ENEM 2002 - O direito de votar

Enviada em 27/10/2020

A democracia nasce como uma alternativa para organizar as condições sociais que se manifestavam na formação das antigas cidades gregas e se referia à atuação popular do poder. Sendo assim, o voto é um aparato democrático que garante a participação política da sociedade, ainda que ao longo de sua história grupos sociais tiveram que lutar para serem reconhecidos como uma parte do povo, como o caso das mulheres que, no Brasil, puderam votar somente a partir de 1934. Porém criar e conquistar o direito ao voto é suficiente para assegurar que as mudanças necessárias para os cidadãos irão ocorrer?

Primeiramente, a atuação de povo foi por muito tempo limitado a grupos hegemônicos: homens, proprietários, livres, assim por diante. Dessa forma, a atuação do voto no processo democrático representa menos a relação do povo com o processo político do que sua ideia, do que sua imagem.  Assim, segundo Marilena Chauí em Uma Breve História da Democracia, os que detém a posição de eleitores são reduzidos a votantes que não reconhecem a origem do poder político, a própria sociedade.

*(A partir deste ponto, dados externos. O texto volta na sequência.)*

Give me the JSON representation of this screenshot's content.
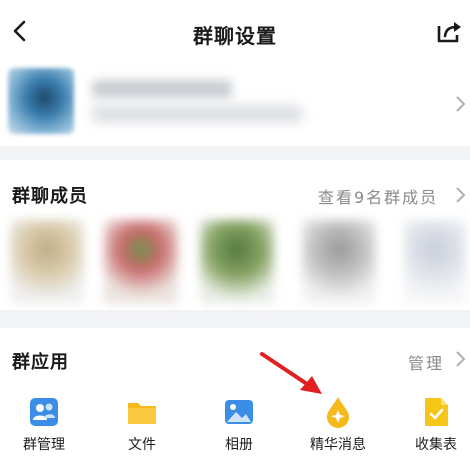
{
  "header": {
    "title": "群聊设置"
  },
  "members": {
    "title": "群聊成员",
    "action": "查看9名群成员"
  },
  "apps": {
    "title": "群应用",
    "action": "管理",
    "items": [
      {
        "label": "群管理",
        "icon": "group-manage-icon",
        "color": "#3a8ee6"
      },
      {
        "label": "文件",
        "icon": "folder-icon",
        "color": "#f5b91a"
      },
      {
        "label": "相册",
        "icon": "photo-album-icon",
        "color": "#3a8ee6"
      },
      {
        "label": "精华消息",
        "icon": "essence-drop-icon",
        "color": "#f5b91a"
      },
      {
        "label": "收集表",
        "icon": "collect-form-icon",
        "color": "#f5c518"
      }
    ]
  },
  "colors": {
    "accent_blue": "#3a8ee6",
    "accent_yellow": "#f5b91a",
    "arrow_red": "#e02020"
  }
}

Em seguida, não reconhecer o poder social significa alienar-se do voto e desorganizar-se politicamente, já que o movimento natural da história da sociedade atual é munido pela ideologia de uma sociedade burguesa industrial, cujos moldes se deram na Inglaterra da década de 1980 com Margaret Thatcher, que busca através da política manter privilégios em detrimento do direito de classes menos favorecidas e as manipular estruturalmente para que se distanciem da consciência de voto. Ao mesmo tempo governantes e candidatos usam do jogo neoliberal para estimularem campanhas e fraudar eleições, através da manipulação de notícias e projetos que desprezam o povo e não significam mudança alguma em favor da sociedade.

Em suma, para que haja mudança através do voto popular, deve haver antes a estimulação da consciência crítica e autônoma do processo político, seja inserida nos processos e instituições educacionais, seja pelo reconhecimento da condição de vida em sua materialidade histórica. Dessa maneira a própria sociedade há de reconhecer seu papel político, podendo reivindicar, em caso de descontentamento, plebiscitos e referendos a fim de atuar com mais vigor, além de poder também fiscalizar com rigor e consciência os projetos e atos políticos subsequentes às eleições. Cabe às instituições políticas e poderes do Estado a função de regularem-se de acordo com a vontade popular e não pôr acima disso interesses corporativos ou privados, assim o povo há de se integrar e lutar por seus direitos acima dos privilégios de alguns na hora de votar.